On affine geometrical structure, generalized of Born Infeld models and Eddington's world conjectures

CIRILO-LOMBARDO, DIEGO JULIO

INTERNATIONAL JOURNAL OF GEOMETRIC METHODS IN MODERN PHYSICS

WORLD SCIENTIFIC PUBL CO PTE LTD

Año: 2022

0219-8878

In this work we give a detailed description and discussion of the dynamic gravitational equations of the model with lagrangian of the type ∫√(detR_{μν})d⁴x as proposed by Eddington time ago but with R_{μν} being a non Riemannian generalization of the Ricci tensor with the end to find the geometrical origin of the Eddington and Weyl conjectures concerning lagrangian densities (generalized volume) and natural gauge. The Ricci tensor in our case is particularly based in an affine geometry with a generalized compatibility condition previously proposed in mc and trace.

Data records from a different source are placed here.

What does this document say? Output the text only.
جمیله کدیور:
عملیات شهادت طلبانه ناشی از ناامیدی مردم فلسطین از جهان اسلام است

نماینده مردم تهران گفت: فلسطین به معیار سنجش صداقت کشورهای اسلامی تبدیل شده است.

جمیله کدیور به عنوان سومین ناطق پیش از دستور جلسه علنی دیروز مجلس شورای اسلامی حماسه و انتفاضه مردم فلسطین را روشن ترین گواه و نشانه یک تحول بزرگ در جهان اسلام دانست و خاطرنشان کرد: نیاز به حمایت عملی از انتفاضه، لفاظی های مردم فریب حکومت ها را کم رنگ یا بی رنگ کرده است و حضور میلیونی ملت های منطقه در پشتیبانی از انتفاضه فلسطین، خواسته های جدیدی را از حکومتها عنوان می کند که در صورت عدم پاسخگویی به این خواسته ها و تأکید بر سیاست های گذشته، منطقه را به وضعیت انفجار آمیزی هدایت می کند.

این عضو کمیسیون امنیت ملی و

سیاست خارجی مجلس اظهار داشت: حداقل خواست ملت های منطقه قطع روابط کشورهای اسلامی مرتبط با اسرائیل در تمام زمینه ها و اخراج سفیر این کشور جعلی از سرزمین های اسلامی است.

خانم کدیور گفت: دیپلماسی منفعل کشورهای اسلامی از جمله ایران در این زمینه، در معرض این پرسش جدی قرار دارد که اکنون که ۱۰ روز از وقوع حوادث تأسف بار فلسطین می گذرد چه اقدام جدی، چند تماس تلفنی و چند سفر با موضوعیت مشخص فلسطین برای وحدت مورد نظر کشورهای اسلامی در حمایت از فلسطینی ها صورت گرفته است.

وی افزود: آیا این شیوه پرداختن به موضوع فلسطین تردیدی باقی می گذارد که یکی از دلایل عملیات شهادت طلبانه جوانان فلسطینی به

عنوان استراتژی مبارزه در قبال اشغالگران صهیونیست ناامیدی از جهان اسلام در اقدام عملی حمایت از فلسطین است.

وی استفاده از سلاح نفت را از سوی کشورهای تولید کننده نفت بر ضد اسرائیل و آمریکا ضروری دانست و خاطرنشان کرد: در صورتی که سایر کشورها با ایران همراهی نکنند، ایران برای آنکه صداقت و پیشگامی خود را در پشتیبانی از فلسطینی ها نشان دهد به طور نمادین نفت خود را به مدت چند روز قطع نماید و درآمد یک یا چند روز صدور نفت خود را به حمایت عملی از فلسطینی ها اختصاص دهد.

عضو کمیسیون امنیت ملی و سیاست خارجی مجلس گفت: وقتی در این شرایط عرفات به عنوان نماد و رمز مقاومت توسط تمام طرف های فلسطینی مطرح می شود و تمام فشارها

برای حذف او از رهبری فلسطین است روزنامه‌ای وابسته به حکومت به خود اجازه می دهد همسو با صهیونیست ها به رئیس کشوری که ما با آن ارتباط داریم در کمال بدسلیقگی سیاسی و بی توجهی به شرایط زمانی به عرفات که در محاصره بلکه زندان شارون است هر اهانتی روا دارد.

Specifically we show that: i) the geometric action can be taken to a BI type form considering a totally antisymmetric torsion field, ii) Weyl´s proposal considering a universal gauge linked to a cosmological constant λ appears in the model naturally due of the proposed affine geometry, iii) the Eddington conjecture that establishes a relationship between metric and curvature or fundamental tensor with constant of proportionality λ (natural gauge) is geometrically verified in the model with generalized affine geometry.